2 — Find the mistake

(a) The mistake is on $\mathbf{Line\ 2}$.
(b) The student used $+$ instead of $-$. When the missing side is a LEG, the formula is $a^2 = c^2 - b^2$ (SUBTRACT), not $a^2 = c^2 + b^2$. This is exactly the "Adding when you should subtract" trap flagged in the lesson's Common Pitfalls card. The wrong sign gave a missing leg of 17.69 — longer than the hypotenuse 13, which is impossible (a leg must be shorter than the hypotenuse).
(c) Corrected working:
$a^2 = c^2 - b^2 = 13^2 - 12^2 = 169 - 144 = 25$
$a = \sqrt{25} = \mathbf{5}$ cm.
(This is the 5-12-13 triple — the missing leg is 5.)

3 — Open-ended challenge (sample solution)

I'll use 2$\times$(5-12-13) and the standard 7-24-25.
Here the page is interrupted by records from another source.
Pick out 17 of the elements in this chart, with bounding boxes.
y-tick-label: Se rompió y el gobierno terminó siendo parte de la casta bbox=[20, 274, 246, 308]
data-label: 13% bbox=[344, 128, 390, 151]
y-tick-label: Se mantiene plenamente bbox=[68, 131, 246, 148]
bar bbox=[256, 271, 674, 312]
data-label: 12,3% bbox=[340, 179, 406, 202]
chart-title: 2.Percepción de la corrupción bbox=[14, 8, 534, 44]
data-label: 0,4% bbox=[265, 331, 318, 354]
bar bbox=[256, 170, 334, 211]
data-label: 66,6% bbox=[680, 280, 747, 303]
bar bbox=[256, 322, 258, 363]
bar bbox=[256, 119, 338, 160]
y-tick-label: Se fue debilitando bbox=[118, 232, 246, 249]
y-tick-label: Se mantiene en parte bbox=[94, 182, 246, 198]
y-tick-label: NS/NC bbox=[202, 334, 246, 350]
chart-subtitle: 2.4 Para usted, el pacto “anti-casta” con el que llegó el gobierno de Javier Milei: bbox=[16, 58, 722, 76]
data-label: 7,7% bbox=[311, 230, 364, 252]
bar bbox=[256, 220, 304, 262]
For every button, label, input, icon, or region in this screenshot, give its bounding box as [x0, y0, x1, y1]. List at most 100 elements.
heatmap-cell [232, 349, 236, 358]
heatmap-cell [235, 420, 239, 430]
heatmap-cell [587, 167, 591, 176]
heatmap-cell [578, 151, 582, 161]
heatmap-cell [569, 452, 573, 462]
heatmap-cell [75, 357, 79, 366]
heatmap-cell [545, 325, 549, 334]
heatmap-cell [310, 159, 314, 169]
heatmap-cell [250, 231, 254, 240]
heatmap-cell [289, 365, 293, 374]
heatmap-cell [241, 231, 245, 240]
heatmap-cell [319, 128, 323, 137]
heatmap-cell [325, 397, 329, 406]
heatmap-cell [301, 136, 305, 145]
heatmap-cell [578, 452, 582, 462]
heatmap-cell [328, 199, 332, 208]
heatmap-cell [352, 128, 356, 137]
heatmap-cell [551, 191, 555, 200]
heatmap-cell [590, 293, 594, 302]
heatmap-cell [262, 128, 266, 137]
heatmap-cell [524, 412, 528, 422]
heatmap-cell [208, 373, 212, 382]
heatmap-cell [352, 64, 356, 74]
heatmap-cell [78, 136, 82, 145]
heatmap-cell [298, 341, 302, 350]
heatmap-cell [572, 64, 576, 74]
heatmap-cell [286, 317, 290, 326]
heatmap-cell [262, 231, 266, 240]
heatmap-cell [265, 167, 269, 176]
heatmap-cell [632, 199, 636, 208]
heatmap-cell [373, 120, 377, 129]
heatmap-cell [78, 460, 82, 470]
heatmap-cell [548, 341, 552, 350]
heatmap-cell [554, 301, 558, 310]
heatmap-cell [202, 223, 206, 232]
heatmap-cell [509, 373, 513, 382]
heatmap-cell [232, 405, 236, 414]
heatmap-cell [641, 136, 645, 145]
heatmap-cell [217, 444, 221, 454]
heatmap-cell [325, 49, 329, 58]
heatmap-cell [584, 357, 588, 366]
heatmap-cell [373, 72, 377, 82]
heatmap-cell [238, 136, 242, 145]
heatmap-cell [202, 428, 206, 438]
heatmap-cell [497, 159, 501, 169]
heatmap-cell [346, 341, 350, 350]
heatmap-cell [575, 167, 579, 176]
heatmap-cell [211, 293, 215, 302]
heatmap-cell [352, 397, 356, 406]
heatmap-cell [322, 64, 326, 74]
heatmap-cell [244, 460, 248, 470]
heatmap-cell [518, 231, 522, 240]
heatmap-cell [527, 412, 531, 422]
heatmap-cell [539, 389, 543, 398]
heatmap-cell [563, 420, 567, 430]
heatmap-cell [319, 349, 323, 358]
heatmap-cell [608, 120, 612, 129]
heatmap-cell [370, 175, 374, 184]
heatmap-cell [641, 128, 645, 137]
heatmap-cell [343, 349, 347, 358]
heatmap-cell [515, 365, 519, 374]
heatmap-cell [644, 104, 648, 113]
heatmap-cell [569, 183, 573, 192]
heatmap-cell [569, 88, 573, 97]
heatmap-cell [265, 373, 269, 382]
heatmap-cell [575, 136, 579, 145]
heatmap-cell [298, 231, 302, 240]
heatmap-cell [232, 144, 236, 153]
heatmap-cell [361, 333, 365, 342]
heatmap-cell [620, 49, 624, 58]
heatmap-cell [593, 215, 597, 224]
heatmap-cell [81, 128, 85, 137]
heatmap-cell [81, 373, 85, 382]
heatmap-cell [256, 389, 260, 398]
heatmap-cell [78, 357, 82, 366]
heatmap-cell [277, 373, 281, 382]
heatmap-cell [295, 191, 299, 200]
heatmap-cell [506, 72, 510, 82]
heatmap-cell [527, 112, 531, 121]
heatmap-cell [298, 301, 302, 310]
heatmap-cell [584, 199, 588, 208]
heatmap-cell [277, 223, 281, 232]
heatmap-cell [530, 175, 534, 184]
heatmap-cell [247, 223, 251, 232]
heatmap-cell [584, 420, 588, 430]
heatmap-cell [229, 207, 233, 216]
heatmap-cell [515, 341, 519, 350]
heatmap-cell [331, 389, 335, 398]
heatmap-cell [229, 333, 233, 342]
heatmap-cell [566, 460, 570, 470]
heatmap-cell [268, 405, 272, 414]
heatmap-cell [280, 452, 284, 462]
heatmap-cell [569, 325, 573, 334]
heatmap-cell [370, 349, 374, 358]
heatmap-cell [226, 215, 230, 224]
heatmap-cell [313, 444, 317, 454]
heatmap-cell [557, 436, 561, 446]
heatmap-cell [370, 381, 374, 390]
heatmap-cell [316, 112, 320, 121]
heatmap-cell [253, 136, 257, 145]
Triangle 1: sides $10, 24, 26$.
Verify: $10^2 + 24^2 = 100 + 576 = 676 = 26^2$ ✓.
This is $2\times$(5-12-13).

Triangle 2: sides $7, 24, 25$.
Verify: $7^2 + 24^2 = 49 + 576 = 625 = 25^2$ ✓.
This is the 7-24-25 memorise-four triple.

These two triangles are NOT scaled versions of each other (their legs and ratios are different).

Other valid choices include: $9, 12, 15$ (3$\times$(3,4,5), hyp 15 — outside range); $20, 21, 29$ (hyp 29, primitive triple); $16, 30, 34 = 2\times$(8,15,17), hyp 34 — outside range. So $\{20, 21, 29\}$ paired with either $\{10, 24, 26\}$ or $\{7, 24, 25\}$ also works.

Marking: 2 marks per valid triangle (1 for whole-number sides with hypotenuse in 20-30 range, 1 for verification working). 4 in total. If both triangles are scaled versions of the same primitive triple, deduct 1 mark.